South Yorkshire Times, June 23rd 1933
Old Friends
A Jump Joke of the “Sixties”
The Survivors

Here is a picture that recalls a romantic incident of nearly 70 years ago. On a sunny morning in spring sometime in the sixties, a Jump man took his bride to Darfield, at that time the nearest church for the purposes. As ‘buses were not then dreamed of there was nothing for it but to walk. Arriving at the church leg-weary after the long tramp, the couple found that the clergyman who was to marry them had not arrived, and so bridegroom and bride entered a little whitewashed tavern near the church to rest and wait. Their marriage was to be something of a secret. They thought it would be jolly to be able to go back and proclaim to an astonished village that they were man and wife. They entered the low doorway of the inn to find another couple seated in one of the corners. They sat down and said nothing, but a few moments later discovered that this was another couple from Jump come to Darfield on the same errand. There was much laughing and joking among them, and eventually it was agreed they should all be married together.
A double wedding at that time was something of a sensation in Jump. Two of the quartet still live at Jump. They are Charles Oxley, 2, Fidelia Cottages, Jump; and Sarah Ann Evans, 71, Fields View, Cemetery Road, Jump.
In this picture Mr. Oxley and Mrs. Evans are seen on their way to fetch their old-age pensions. This weekly meeting at the post office is the outstanding event in their lives, and it is not often that they fail to improve the shining hour with some happy reminiscence.
Mr. Oxley was born at 41, Kitroyd, Jump. not 100 yards from where he now lives with his widowed niece, Mrs. Elizabeth Hodgson. At ten years of age he started work at Earl Fitzwilliam’s colliery and was employed underground until he attained the age of 70. He will be 92 next August and is the oldest person in the urban district of Wombwell. Mr. Oxley is remarkably fit. He eats heartily, and has a keen sense of humour. Ho walks six or seven miles every day, is only slightly “hard of hearing.” He takes much interest in life, keeps himself ‘au fait’ with the topics of the day by reading the newspapers.
Mrs. Evans, who was one of the couples first mentioned, was born at Staveley but has lived at Jump since she was she was 20. Widowed at that age, she began to practise as a midwife and has filled that occupation for 68 years. Her mother also was a midwife.

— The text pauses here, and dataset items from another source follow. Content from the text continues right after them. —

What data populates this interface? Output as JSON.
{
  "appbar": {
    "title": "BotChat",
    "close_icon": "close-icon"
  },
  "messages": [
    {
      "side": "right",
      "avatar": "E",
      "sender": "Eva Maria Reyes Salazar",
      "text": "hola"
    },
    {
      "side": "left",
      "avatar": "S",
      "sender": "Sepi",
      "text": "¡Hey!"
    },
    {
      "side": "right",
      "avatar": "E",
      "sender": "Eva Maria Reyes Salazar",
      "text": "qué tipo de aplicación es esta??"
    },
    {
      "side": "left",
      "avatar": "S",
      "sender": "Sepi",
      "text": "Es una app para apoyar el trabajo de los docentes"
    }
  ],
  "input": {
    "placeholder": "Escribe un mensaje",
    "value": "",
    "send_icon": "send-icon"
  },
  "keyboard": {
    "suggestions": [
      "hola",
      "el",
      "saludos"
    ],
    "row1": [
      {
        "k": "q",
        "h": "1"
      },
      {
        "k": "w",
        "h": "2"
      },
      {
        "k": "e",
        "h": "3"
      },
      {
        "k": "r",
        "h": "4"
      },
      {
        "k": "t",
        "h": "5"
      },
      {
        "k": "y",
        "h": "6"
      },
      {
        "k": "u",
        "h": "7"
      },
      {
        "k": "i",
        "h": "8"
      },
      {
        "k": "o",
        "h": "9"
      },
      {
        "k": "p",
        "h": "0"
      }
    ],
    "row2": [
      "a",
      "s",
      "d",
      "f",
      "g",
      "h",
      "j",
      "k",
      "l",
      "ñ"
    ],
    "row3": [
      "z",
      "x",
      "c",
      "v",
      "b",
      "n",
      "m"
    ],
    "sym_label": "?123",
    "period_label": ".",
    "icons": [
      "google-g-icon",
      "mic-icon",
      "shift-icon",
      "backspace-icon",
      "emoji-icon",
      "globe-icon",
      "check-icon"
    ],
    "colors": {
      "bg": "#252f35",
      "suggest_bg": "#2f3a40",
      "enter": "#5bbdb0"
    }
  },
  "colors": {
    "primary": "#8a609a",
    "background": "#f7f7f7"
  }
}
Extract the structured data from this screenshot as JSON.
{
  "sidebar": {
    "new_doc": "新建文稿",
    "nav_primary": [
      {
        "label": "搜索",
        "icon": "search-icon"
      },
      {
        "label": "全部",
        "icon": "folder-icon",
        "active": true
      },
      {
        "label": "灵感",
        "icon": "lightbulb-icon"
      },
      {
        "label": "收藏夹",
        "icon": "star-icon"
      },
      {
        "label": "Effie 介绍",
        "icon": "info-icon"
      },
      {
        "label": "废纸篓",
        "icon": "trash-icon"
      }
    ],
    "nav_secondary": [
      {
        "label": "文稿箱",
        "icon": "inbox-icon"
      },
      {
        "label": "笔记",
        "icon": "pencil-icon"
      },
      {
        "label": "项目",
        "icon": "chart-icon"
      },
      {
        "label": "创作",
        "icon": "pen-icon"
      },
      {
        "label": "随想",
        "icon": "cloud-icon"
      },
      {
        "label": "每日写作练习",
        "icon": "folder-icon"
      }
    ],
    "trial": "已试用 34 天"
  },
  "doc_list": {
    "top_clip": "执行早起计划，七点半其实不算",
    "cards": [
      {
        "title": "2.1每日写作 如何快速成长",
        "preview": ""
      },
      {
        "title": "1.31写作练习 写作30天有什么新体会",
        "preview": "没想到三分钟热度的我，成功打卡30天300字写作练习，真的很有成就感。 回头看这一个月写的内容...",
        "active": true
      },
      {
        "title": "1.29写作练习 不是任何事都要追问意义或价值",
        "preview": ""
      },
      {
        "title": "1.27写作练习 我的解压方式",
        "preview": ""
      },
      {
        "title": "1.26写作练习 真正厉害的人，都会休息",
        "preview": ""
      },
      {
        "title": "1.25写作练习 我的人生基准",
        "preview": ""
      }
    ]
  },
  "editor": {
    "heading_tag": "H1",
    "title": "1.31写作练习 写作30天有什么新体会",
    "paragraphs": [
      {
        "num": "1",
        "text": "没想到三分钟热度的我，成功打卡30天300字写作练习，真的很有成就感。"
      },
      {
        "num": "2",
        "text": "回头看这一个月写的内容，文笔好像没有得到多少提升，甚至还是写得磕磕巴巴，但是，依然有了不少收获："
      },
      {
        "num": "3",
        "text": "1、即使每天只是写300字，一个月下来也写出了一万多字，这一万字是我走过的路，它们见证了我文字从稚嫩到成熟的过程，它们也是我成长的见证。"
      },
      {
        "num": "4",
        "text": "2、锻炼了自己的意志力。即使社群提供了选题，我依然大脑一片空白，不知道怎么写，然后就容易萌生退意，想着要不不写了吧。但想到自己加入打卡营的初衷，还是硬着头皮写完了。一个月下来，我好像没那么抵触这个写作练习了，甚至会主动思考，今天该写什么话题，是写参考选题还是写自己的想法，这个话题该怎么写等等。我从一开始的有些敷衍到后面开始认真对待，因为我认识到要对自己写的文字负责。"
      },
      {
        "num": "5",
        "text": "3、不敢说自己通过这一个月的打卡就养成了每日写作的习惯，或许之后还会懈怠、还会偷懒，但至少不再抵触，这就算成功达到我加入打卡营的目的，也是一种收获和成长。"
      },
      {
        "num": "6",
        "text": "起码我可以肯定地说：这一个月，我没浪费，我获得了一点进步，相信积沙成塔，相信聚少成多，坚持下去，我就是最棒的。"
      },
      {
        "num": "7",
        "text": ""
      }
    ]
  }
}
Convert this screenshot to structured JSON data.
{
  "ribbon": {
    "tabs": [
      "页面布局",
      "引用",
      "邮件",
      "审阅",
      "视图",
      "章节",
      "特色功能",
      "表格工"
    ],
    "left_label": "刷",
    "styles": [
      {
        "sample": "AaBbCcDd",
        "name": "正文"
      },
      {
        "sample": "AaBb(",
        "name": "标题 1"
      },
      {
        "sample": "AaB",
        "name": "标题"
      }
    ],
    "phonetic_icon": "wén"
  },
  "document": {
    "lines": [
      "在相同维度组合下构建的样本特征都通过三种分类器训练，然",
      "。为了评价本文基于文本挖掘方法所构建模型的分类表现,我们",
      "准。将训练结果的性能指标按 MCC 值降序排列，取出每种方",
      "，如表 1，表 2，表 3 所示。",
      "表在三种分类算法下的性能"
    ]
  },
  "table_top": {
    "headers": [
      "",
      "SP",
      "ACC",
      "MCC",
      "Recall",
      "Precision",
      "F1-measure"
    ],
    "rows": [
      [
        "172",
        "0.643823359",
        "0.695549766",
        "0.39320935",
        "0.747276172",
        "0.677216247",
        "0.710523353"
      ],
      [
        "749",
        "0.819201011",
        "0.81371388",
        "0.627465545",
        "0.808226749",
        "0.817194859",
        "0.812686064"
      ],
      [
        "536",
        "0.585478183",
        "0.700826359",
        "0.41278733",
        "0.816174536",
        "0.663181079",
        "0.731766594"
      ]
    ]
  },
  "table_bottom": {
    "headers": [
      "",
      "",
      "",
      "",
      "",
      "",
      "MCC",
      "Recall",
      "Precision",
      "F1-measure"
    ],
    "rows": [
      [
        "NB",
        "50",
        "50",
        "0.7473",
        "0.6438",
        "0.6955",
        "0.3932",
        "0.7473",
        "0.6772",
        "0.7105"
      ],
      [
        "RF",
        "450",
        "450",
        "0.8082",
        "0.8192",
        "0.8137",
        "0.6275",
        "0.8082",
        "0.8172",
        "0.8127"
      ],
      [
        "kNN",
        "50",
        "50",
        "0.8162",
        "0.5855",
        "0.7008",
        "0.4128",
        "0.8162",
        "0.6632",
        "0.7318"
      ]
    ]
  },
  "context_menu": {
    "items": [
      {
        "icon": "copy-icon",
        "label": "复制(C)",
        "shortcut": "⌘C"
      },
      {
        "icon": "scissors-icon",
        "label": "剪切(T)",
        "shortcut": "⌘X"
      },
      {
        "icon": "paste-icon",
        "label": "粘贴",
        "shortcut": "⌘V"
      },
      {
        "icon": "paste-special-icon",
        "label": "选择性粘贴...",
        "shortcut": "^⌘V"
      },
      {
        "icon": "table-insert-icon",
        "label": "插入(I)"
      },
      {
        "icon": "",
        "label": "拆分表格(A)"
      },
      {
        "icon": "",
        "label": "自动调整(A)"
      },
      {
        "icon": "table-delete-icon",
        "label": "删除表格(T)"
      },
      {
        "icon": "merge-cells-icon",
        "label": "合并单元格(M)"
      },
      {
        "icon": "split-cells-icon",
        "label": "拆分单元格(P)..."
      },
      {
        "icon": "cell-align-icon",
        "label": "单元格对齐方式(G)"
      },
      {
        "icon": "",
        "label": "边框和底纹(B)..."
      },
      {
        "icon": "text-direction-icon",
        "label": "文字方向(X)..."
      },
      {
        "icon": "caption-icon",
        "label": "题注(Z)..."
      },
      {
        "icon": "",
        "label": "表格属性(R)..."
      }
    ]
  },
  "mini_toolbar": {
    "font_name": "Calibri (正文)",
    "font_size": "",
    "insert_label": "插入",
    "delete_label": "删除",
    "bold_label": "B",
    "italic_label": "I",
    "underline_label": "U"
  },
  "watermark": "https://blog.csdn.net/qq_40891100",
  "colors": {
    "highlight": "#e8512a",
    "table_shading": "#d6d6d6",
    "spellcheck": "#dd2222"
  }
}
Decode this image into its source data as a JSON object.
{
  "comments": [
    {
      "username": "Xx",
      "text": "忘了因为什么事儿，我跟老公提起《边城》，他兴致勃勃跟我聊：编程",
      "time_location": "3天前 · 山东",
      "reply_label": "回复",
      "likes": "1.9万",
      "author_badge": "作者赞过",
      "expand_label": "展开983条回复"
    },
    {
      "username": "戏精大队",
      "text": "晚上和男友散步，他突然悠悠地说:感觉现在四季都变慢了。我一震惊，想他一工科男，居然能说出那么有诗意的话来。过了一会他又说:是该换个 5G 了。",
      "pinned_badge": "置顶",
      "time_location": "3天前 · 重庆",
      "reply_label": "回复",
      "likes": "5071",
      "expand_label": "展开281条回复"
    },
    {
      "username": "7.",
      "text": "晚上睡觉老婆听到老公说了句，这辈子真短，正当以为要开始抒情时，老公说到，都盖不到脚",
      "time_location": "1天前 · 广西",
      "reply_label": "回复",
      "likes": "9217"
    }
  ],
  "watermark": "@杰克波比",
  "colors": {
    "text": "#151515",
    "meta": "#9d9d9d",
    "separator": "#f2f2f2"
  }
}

Three generations of Jump people have come into the world with Mrs. Evans’ assistance and she is still available when needed. having attended half a dozen cases this year. When Mrs. Evans was a young woman a midwife’s fee was half a crown and “missings,” but days of opulence came when the State authorised a charge of thirty shillings. There is little doubt that Mrs. Evans would be able to establish a claim to be the oldest practising midwife in the country.